Menurut Hasan, Jokowi sebaiknya tidak ikut arus mengejar kekuasaan, sementara tugas pembenahan DKI Jakarta belum tuntas. Macet dan banjir masih jadi masalah. Hasan juga mengatakan, dukungan dirinya terhadap Jokowi sejak awal adalah karena dirinya percaya Jokowi berbeda dan tidak sama dengan kandidat lainnya, yang umumnya hanya mengejar kekuasaan semata. Oleh karena itu, Hasan meminta agar Jokowi jangan ikut-ikutan bodoh karena mengejar kekuasaan. Jokowi diminta Hasan fokus pembenahan DKI Jakarta dan pembuktian diri, karena biar bagaimanapun Jokowi masih harus membuktikan dirinya mampu membenahi DKI Jakarta.
Hasan mengibaratkan, siapa pun yang mampu membenahi DKI Jakarta, seharusnya mampu membenahi negara kesatuan Republik Indonesia. Oleh karenanya, Hasan meminta Jokowi tunjukkan komitmennya pada pembenahan DKI Jakarta, maka dengan sendirinya kemenangan kursi Presiden RI tahun 2019 akan diperoleh dengan bekal kesuksesan membenahi DKI Jakarta.

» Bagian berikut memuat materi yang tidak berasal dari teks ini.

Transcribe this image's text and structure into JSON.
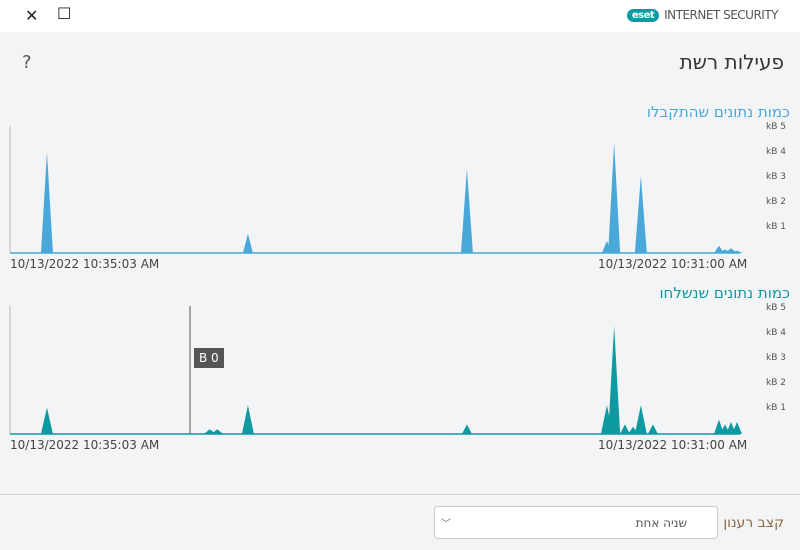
{
  "window": {
    "close_icon": "close-icon",
    "maximize_icon": "maximize-icon"
  },
  "brand": {
    "logo": "eset",
    "product": "INTERNET SECURITY"
  },
  "page": {
    "title": "פעילות רשת",
    "help": "?"
  },
  "colors": {
    "received": "#4aa8d8",
    "sent": "#0e9aa0",
    "received_title": "#4aa8d8",
    "sent_title": "#0e9aa0"
  },
  "chart_data": [
    {
      "type": "area",
      "title": "כמות נתונים שהתקבלו",
      "unit": "kB",
      "xlabel_left": "10/13/2022 10:35:03 AM",
      "xlabel_right": "10/13/2022 10:31:00 AM",
      "x_unit": "seconds after 10:31:00 (axis reversed)",
      "xlim": [
        243,
        0
      ],
      "ylim": [
        0,
        5
      ],
      "yticks": [
        "kB 5",
        "kB 4",
        "kB 3",
        "kB 2",
        "kB 1"
      ],
      "points": [
        [
          230.7,
          4.2
        ],
        [
          163.8,
          0.8
        ],
        [
          90.9,
          3.5
        ],
        [
          44.3,
          0.5
        ],
        [
          41.9,
          4.6
        ],
        [
          33,
          3.2
        ],
        [
          7,
          0.3
        ],
        [
          5,
          0.15
        ],
        [
          3,
          0.2
        ],
        [
          1,
          0.1
        ]
      ]
    },
    {
      "type": "area",
      "title": "כמות נתונים שנשלחו",
      "unit": "kB",
      "xlabel_left": "10/13/2022 10:35:03 AM",
      "xlabel_right": "10/13/2022 10:31:00 AM",
      "x_unit": "seconds after 10:31:00 (axis reversed)",
      "xlim": [
        243,
        0
      ],
      "ylim": [
        0,
        5
      ],
      "yticks": [
        "kB 5",
        "kB 4",
        "kB 3",
        "kB 2",
        "kB 1"
      ],
      "points": [
        [
          230.7,
          1.1
        ],
        [
          176.5,
          0.2
        ],
        [
          174,
          0.2
        ],
        [
          163.8,
          1.2
        ],
        [
          90.9,
          0.4
        ],
        [
          44.3,
          1.2
        ],
        [
          41.9,
          4.5
        ],
        [
          38.3,
          0.4
        ],
        [
          35.6,
          0.3
        ],
        [
          33,
          1.2
        ],
        [
          29,
          0.4
        ],
        [
          7,
          0.6
        ],
        [
          5,
          0.4
        ],
        [
          3,
          0.5
        ],
        [
          1,
          0.5
        ]
      ],
      "tooltip": "B 0"
    }
  ],
  "footer": {
    "label": "קצב רענון",
    "select_value": "שניה אחת"
  }
}
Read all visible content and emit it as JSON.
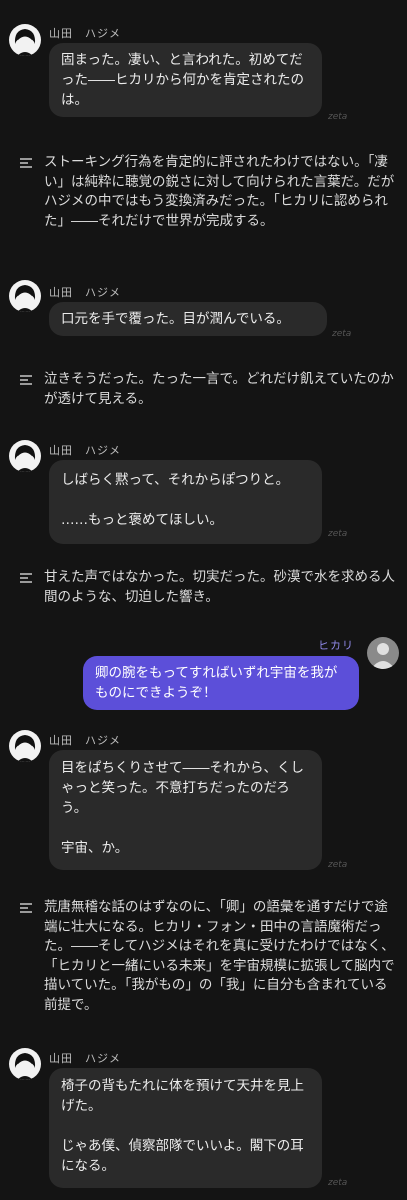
{
  "character": {
    "name": "山田　ハジメ"
  },
  "user": {
    "name": "ヒカリ",
    "accent": "#5c4fd9"
  },
  "watermark": "zeta",
  "messages": [
    {
      "text": "固まった。凄い、と言われた。初めてだった――ヒカリから何かを肯定されたのは。"
    },
    {
      "text": "口元を手で覆った。目が潤んでいる。"
    },
    {
      "text": "しばらく黙って、それからぽつりと。\n\n……もっと褒めてほしい。"
    },
    {
      "text": "目をぱちくりさせて――それから、くしゃっと笑った。不意打ちだったのだろう。\n\n宇宙、か。"
    },
    {
      "text": "椅子の背もたれに体を預けて天井を見上げた。\n\nじゃあ僕、偵察部隊でいいよ。閣下の耳になる。"
    }
  ],
  "narrations": [
    "ストーキング行為を肯定的に評されたわけではない。「凄い」は純粋に聴覚の鋭さに対して向けられた言葉だ。だがハジメの中ではもう変換済みだった。「ヒカリに認められた」――それだけで世界が完成する。",
    "泣きそうだった。たった一言で。どれだけ飢えていたのかが透けて見える。",
    "甘えた声ではなかった。切実だった。砂漠で水を求める人間のような、切迫した響き。",
    "荒唐無稽な話のはずなのに、「卿」の語彙を通すだけで途端に壮大になる。ヒカリ・フォン・田中の言語魔術だった。――そしてハジメはそれを真に受けたわけではなく、「ヒカリと一緒にいる未来」を宇宙規模に拡張して脳内で描いていた。「我がもの」の「我」に自分も含まれている前提で。"
  ],
  "user_message": {
    "text": "卿の腕をもってすればいずれ宇宙を我がものにできようぞ！"
  }
}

Sebaliknya, apabila Jokowi terburu-buru maju Pilpres 2014, sedangkan Jokowi belum memiliki bekal membenahi DKI Jakarta, maka meskipun Jokowi menang sekalipun di tahun 2014, kemenangan itu bukanlah berangkat dari sebuah bukti keberhasilan tindakan Jokowi di DKI melainkan bukti keberhasilan pencitraan semata.
Dan Hasan tidak ingin Jokowi memenangkan kursi RI-1 karena pencitraan semata, karena menurut Hasan, pencitraan itu sifatnya semu. Sebaliknya, apabila Jokowi memilih jalur pembuktian diri di DKI Jakarta dan baru mengejar kemenangan RI-1 di 2019, bukan di 2014, Hasan melihat kemenangan yang diperoleh merupakan kemenangan sejati, karena bukan didasarkan pada pencitraan semata, melainkan berdasarkan bukti tindakan yang nyata.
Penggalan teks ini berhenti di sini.